People are already doing very exciting things with machine learning algorithms.

One study used computer assisted diagnosis (CAD) to review the early mammography scans of women who later developed breast cancer, and the computer spotted 52% of the cancers as much as a year before the women were officially diagnosed. Additionally, machine learning can be used to understand risk factors for disease in large populations. The company Medecision developed an algorithm that was able to identify eight variables to predict avoidable hospitalizations in diabetes patients.

Perhaps you’ve visited an online store and looked at a product but didn’t buy it — and then you see digital ads across the web for that exact product for days afterward. That kind of marketing personalization is just the tip of the iceberg. Companies can personalize which emails a customer receives, which direct mailings or coupons, which offers they see, which products show up as “recommended” and so on, all designed to lead the consumer more reliably toward a sale.

Natural language processing (NLP) is being used in all sorts of exciting applications across disciplines. Machine learning algorithms with natural language can stand in for customer service agents and more quickly route customers to the information they need. It’s being used to translate obscure legalese in contracts into plain language and help attorneys sort through large volumes of information to prepare for a case.
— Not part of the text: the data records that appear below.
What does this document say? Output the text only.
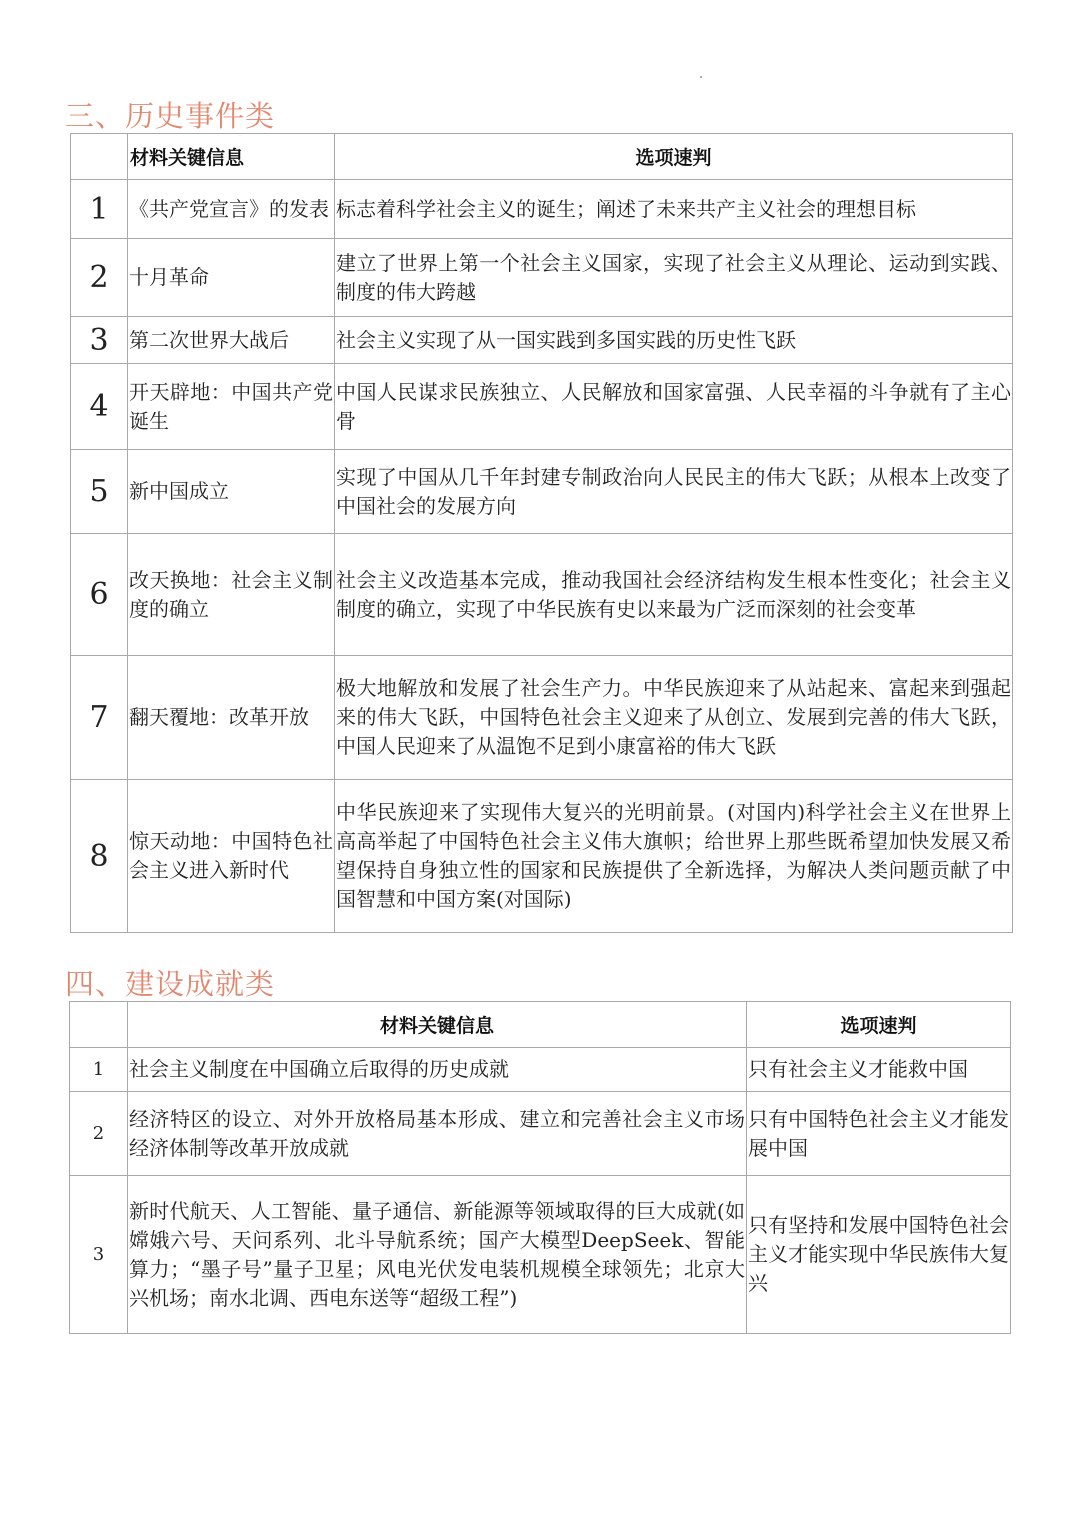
三、历史事件类
	材料关键信息	选项速判
1	《共产党宣言》的发表	标志着科学社会主义的诞生；阐述了未来共产主义社会的理想目标
2	十月革命	建立了世界上第一个社会主义国家，实现了社会主义从理论、运动到实践、制度的伟大跨越
3	第二次世界大战后	社会主义实现了从一国实践到多国实践的历史性飞跃
4	开天辟地：中国共产党诞生	中国人民谋求民族独立、人民解放和国家富强、人民幸福的斗争就有了主心骨
5	新中国成立	实现了中国从几千年封建专制政治向人民民主的伟大飞跃；从根本上改变了中国社会的发展方向
6	改天换地：社会主义制度的确立	社会主义改造基本完成，推动我国社会经济结构发生根本性变化；社会主义制度的确立，实现了中华民族有史以来最为广泛而深刻的社会变革
7	翻天覆地：改革开放	极大地解放和发展了社会生产力。中华民族迎来了从站起来、富起来到强起来的伟大飞跃，中国特色社会主义迎来了从创立、发展到完善的伟大飞跃，中国人民迎来了从温饱不足到小康富裕的伟大飞跃
8	惊天动地：中国特色社会主义进入新时代	中华民族迎来了实现伟大复兴的光明前景。(对国内)科学社会主义在世界上高高举起了中国特色社会主义伟大旗帜；给世界上那些既希望加快发展又希望保持自身独立性的国家和民族提供了全新选择，为解决人类问题贡献了中国智慧和中国方案(对国际)
四、建设成就类
	材料关键信息	选项速判
1	社会主义制度在中国确立后取得的历史成就	只有社会主义才能救中国
2	经济特区的设立、对外开放格局基本形成、建立和完善社会主义市场经济体制等改革开放成就	只有中国特色社会主义才能发展中国
3	新时代航天、人工智能、量子通信、新能源等领域取得的巨大成就(如嫦娥六号、天问系列、北斗导航系统；国产大模型DeepSeek、智能算力；“墨子号”量子卫星；风电光伏发电装机规模全球领先；北京大兴机场；南水北调、西电东送等“超级工程”)	只有坚持和发展中国特色社会主义才能实现中华民族伟大复兴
IBM recently surveyed top auto executives, and 74% expected that we would see smart cars on the road by 2025. A smart car would not only integrate into the Internet of Things, but also learn about its owner and its environment. It might adjust the internal settings — temperature, audio, seat position, etc. — automatically based on the driver, report and even fix problems itself, drive itself, and offer real time advice about traffic and road conditions.

4. What will machine learning do in the future?

The possibilities are practically limitless when it comes to what machine learning will be able to achieve in the future.  Some exciting possibilities include:

  • Personalized healthcare that looks at your genetic makeup and lifestyle factors to create unique health care and treatment plans for you.
  • Data security programs that can detect malware, viruses and attacks with a high degree of accuracy.
  • Computer assisted security at places like airports and stadiums that can predict who might be a threat and see things human screeners might miss.
  • Self-driving cars that can navigate on their own and reduce traffic and accidents.
  • Advanced fraud detection in financial and insurance fields to save us all money.
  • Even a “universal translator” that will allow you to speak into your phone or other device and have the language translated accurately and instantly.

5. Why should I care about machine learning?

For many people, these advances will appear as welcome new technologies, but they won’t care how it works or what’s going on behind the scenes.

But we should all care, because for all the good things machine learning will bring, it could also change the shape of our workforce.

The application of machine learning to the ever-increasing amounts of data being produced by nearly every person on the planet will change everything when it comes to our jobs. Yes, these new technologies will make jobs easier for many people — but they also may make many of those jobs obsolete. Algorithms can now answer our emails, interpret medical images, find us the legal case to win, analyse our data, and more.

Machine learning relies on algorithms that “learn” from past examples, thereby relieving the programmer from having to write lines of code to deal with every eventuality. This ability to learn, coupled with advances in robotics and mobile technology, means that computers can now help humans perform complex tasks faster and better than ever before.

But what happens to the human they’ve outpaced?

The World Economic Forum postulated that we will lose 5 million jobs to computers and robots over the next five years.

That means that no matter what your job — from paralegal to diagnostician to customer service rep to truck driver — you need to be paying attention to how machine learning could affect your field, your business, and your job.
The best way to ensure that you aren’t taken by surprise when computers start to take these jobs is to be proactive and prepared now.